Clock synchronization devices attempt to synchronize communication between two devices in different or independent clock domains or time domains. For example, the communication between a processor in a fast clock domain and a memory device in a slow clock domain may require synchronization in order for the devices to communicate (e.g., for the processor to access data stored in the memory device). Memory access synchronization may require that the memory be aware of which address or resource is being accessed by a processor.
FIGS. 1A and 1B show conventional designs for synchronizing access information. Specifically, FIG. 1A shows a conventional system 100 with an arrangement of flip-flops 104 and 106 for synchronizing information between time domains with a core or slow clock 108. The asynchronous read/write enable signal 102 is synchronized via the core clock 108 or slower clock. This design requires that the pulse width of the clock signal has to be larger than the clock period or the clock signal that samples it. For example, if the core is running at 100 Mhz, the clock period will be 10 ns and the read/write strobe is required to be greater than 10 ns. Otherwise, if the width of the read/write strobe was less than 10 ns (e.g., 5 ns) the read/write strobe can change during the clock period and the core clock will not see the change. Thus, a restriction is placed on the pulse width so that it is larger than the clock period of the clock being used to sample.

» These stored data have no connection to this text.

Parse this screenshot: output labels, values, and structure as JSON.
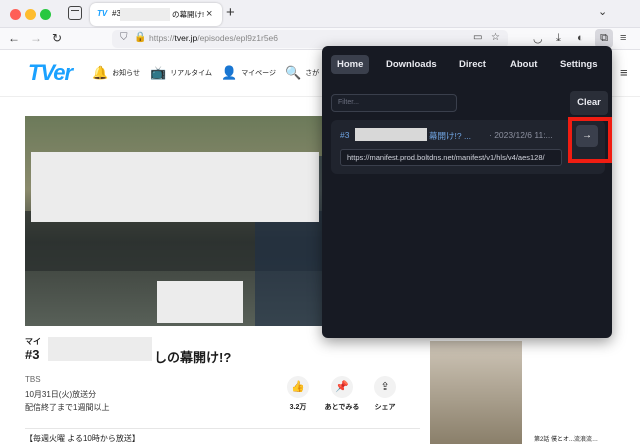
{
  "browser": {
    "tab_title": "#3",
    "tab_title_tail": "の幕開け!",
    "tab_close": "×",
    "new_tab": "+",
    "url": "https://tver.jp/episodes/epl9z1r5e6",
    "url_host_part": "tver.jp",
    "url_path_part": "/episodes/epl9z1r5e6",
    "url_prefix": "https://",
    "back": "←",
    "forward": "→",
    "reload": "↻"
  },
  "site": {
    "logo": "TVer",
    "nav": [
      {
        "icon": "bell-icon",
        "glyph": "🔔",
        "label": "お知らせ"
      },
      {
        "icon": "tv-icon",
        "glyph": "📺",
        "label": "リアルタイム"
      },
      {
        "icon": "person-icon",
        "glyph": "👤",
        "label": "マイページ"
      },
      {
        "icon": "search-icon",
        "glyph": "🔍",
        "label": "さが"
      }
    ]
  },
  "episode": {
    "series_prefix": "マイ",
    "title_prefix": "#3",
    "title_suffix": "しの幕開け!?",
    "broadcaster": "TBS",
    "air_date": "10月31日(火)放送分",
    "expiry": "配信終了まで1週間以上",
    "likes": "3.2万",
    "watch_later": "あとでみる",
    "share": "シェア",
    "schedule": "【毎週火曜 よる10時から放送】"
  },
  "related": {
    "caption": "第2話 僕とオ...流浪流…"
  },
  "popup": {
    "tabs": [
      "Home",
      "Downloads",
      "Direct",
      "About",
      "Settings"
    ],
    "active_tab": "Home",
    "filter_placeholder": "Filter...",
    "clear_label": "Clear",
    "item": {
      "title_prefix": "#3",
      "title_suffix": "幕開け!? ...",
      "date": "· 2023/12/6 11:...",
      "url": "https://manifest.prod.boltdns.net/manifest/v1/hls/v4/aes128/",
      "go": "→"
    }
  },
  "colors": {
    "brand": "#1aa1ff",
    "popup_bg": "#171a23",
    "highlight": "#f01d12"
  }
}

FIG. 1B shows another conventional system 110 with an arrangement of flip-flops 114, 116 and 117 for synchronizing information between time domains via a fast clock 118 and core clock 120. The fast clock is used to remove the restriction placed on the pulse width of the previous conventional design by using the fast clock to sample frequently enough that a greater range of pulse widths are supported. For example, if the core is operating at 100 Mhz and the fast clock runs at 1 Ghz, the samples will be every 1 ns and thus the pulse width can be one to two ns. Unfortunately, a high speed clock increases the physical complexity of this circuit and requires more power and is more complex to design, expensive, etc.
Thus, conventional synchronization designs have unfortunate pulse width restrictions or increased complexity and power requirements.